09/11/2015 06:47 GMT | Updated 09/11/2016 05:12 GMT

Can the Mass Closure of Care Homes Be Averted?

The care home sector is near meltdown, according to owners, care experts and financial analysts. They warn that thousands of homes will be forced to close because they are not financially sustainable.

The prospect of such large scale home closure should be sending shockwaves through government.

Many of the most vulnerable older people in our country may face losing their home in the next year.

Will the government intervene? And if so, what will it do to avert this crisis?

As this blog has highlighted repeatedly, the crisis in care is predictable. Growing numbers of older people are fuelling demand for care while public funding for care has been severely cut.

For care homes, the problem is particularly intense. The needs of older people admitted into residential care are greater than ever, either with dementia or requiring substantial nursing care. Higher levels of staffing are needed. But at the same time local authorities have squeezed the fees they pay for residential placements over several years.

Providing quality residential care is becoming unsustainable, especially if a care home relies on local authority income. That challenge will become even tougher next year with the much heralded increase in the national minimum wage.

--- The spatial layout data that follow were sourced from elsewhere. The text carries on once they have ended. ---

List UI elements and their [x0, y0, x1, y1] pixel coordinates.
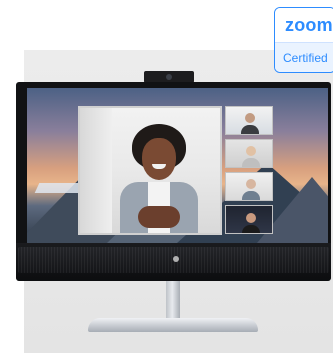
hands	[138, 206, 180, 228]
participant-body	[242, 225, 260, 233]
monitor-stand-base	[88, 318, 258, 332]
brand-logo-icon	[173, 256, 179, 262]
zoom-logo-text: zoom	[285, 14, 333, 35]
participant-tiles	[225, 106, 273, 234]
zoom-certified-badge: zoom Certified	[274, 7, 333, 73]
certified-label: Certified	[275, 42, 333, 72]
participant-tile	[225, 205, 273, 234]
zoom-logo: zoom	[275, 8, 333, 42]
participant-head	[246, 179, 256, 189]
window-light	[80, 108, 112, 233]
participant-body	[242, 191, 260, 200]
participant-head	[246, 213, 256, 223]
participant-body	[241, 125, 259, 134]
participant-tile	[225, 139, 273, 168]
participant-tile	[225, 106, 273, 135]
participant-head	[246, 146, 256, 156]
participant-body	[242, 158, 260, 167]
certified-text: Certified	[283, 50, 328, 65]
participant-tile	[225, 172, 273, 201]
participant-head	[245, 113, 255, 123]
main-video-tile	[78, 106, 222, 235]
face	[142, 138, 176, 180]
webcam-lens-icon	[166, 74, 172, 80]
main-participant	[114, 124, 204, 233]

It's no surprise that care home providers and their national umbrella bodies are warning that the crisis will be worse than that currently devastating the steel industry. The consequences are far-reaching - for older people and their families, and for the NHS with added pressures on hospital beds if residential care fails.

So what could be done, starting with the government's spending review on 25 November? Here are some steps forward:

1) The government should commission an independent review to establish 'fair care funding' and ensure that local authorities pay at least the minimum rate required for both care home places and home care services. Alongside this review the government must fund councils properly to ensure that care providers are paid at or above the agreed minimum rate.

2) Care providers for their part must also commit to greater transparency, for example, of the wages they pay, staffing levels, profit margins and shareholder dividends. As private companies funded by public money, they should be accountable not just for the quality of care they provide but also for the way they run their businesses.

3) The investment in integration of care and health must be stepped up several gears, with one integrated budget at local level. Local authorities and CCGs must be required to demonstrate how effectively they are using this funding, for example to keep people out of hospital and residential care,

4) Following what is in essence the scrapping of the cap on care costs, the government should look at better ways to protect families from catastrophic care bills. One such measure would be to raise the threshold for paying for care from £23,250 to £250,000 (the average cost of a home in the UK). It is estimated that such a move would cost the same as the postponed cap and it would be a lot easier to administer.

All the above should be seen as steps on the way to the long term sustainability of care funding. That will also require a new way of paying for care that is fair and effective.

In the meantime the government must ensure that care, in whatever setting, is available when older people need it. Averting the crisis in care homes must be the first step. But only a first step, given the parallel crisis in home care. Above all, we mustn't lose sight of the vulnerable people stuck in the middle of the care crisis.